Generally an, apparatus for supplying oxygen, hydrocarbon gas, nitrogen gas, cooling water and the like independently and simultaneously to a bottom- or top-blown converter includes a rotary joint coupled to the shaft of a trunnion ring supporting the converter. The rotary joint has a plurality of fluid passageways on the inside, thereof which lead to an injection nozzle or a converter cooling device by way of passageways in the trunnion shaft or pipes extending through sleeves fitted in the trunnion shaft.
Conventionally, a rotary joint for the top- and bottom-blown converters has been a simple assembly made up of a plurality of coaxially disposed pipes. As the number of injecting fluids increase, the number of coaxial pipes is increased accordingly. Usually about four pipes or so having different diameters, are coaxially extended. The difficulty of this arrangement is related to the need to keep the pipes of different diameters positioned around the same axis.

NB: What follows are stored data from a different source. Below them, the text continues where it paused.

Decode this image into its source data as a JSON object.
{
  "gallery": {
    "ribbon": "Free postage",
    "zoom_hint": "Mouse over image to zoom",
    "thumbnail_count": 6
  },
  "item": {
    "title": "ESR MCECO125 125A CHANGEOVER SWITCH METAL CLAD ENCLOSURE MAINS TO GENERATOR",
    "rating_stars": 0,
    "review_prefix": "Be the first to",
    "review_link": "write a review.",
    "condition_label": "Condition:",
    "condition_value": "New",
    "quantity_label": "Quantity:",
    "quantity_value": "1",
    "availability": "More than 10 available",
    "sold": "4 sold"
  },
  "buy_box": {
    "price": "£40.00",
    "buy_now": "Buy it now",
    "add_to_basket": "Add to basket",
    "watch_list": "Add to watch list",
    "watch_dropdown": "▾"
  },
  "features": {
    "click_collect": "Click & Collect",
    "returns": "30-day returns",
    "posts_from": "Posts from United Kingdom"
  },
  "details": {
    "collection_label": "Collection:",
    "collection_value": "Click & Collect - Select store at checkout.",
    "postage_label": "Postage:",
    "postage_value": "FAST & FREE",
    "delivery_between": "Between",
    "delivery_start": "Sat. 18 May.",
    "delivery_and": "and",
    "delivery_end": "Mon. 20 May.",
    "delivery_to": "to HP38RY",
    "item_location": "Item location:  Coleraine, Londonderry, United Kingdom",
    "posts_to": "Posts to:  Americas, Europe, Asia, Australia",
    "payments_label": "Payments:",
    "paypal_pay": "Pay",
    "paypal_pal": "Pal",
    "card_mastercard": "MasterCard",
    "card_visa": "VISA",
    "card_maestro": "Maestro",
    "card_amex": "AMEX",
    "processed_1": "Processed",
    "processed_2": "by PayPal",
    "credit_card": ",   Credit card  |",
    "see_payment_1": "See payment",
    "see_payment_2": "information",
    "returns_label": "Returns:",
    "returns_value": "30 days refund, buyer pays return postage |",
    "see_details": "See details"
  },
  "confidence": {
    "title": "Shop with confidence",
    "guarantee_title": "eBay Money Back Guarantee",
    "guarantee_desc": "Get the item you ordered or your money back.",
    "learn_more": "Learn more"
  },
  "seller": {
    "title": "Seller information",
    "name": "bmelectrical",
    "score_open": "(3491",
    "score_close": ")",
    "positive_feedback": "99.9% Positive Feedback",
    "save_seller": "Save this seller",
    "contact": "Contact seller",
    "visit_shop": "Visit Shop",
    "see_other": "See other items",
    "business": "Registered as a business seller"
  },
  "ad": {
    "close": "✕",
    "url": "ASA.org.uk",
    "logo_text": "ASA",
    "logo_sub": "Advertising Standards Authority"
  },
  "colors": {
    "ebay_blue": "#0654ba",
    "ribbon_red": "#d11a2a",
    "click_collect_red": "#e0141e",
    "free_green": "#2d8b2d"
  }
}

The conventional bottom-blown converters include two pipes, having different diameters, which are concentrically arranged inside the rotary joint to provide separate passageways for the refining oxygen and protective gas, and the pipings leading from the trunnion ring to the bottom are bifurcated so as to supply the fluids to the individual nozzles. With this design, in the event that a particular nozzle suffers extraordinarily rapid erosion, the flow rates and therefore the ratio of the oxygen to protective gas supplied to the nozzle in question cannot be controlled independently. Therefore, erosion of a single nozzle endangers the life of the entire bottom of the converter. Even if the bricks positioned around other tuyeres are still usable, the entire bottom must be replaced, causing a great economic loss.
If the supply of protective gas to an extraordinarily eroded nozzle is increased so as to provide more cooling, molten metal adheres to the exit end of the tuyers, thereby protecting the brick near the tuyers and lowering the wearing rate of the damaged nozzle. By this means, all tuyeres are allowed to wear uniformly. On the other hand, tuyere clogging is likely to occur, but this trouble can be eliminated by reducing the supply of protective gas and, thereby, melting away the excess metal or refractory material. To achieve this type of control, a flow-rate control valve must be provided in a protective gas conduit leading to each individual nozzle. However, flow-rate control valves cannot be provided close to the converter shell because of high temperatures associated therewith. Even if the valves were installed, they might possibly be damaged by the falling material. More over, it is very difficult to provide effective thermal protection to the electrical wiring etc. required for the valve operation. Accordingly, the flow-rate control valves must be positioned at a considerable distance away from the converter.
Another method commonly employed plugs the extraordinarily worn-down nozzle with metal or refractory material. But this method , of course, has its limit, because satisfactory refining cannot be accomplished when too many tuyeres are plugged. At any rate, even if this method is utilized an early bottom change is inevitable.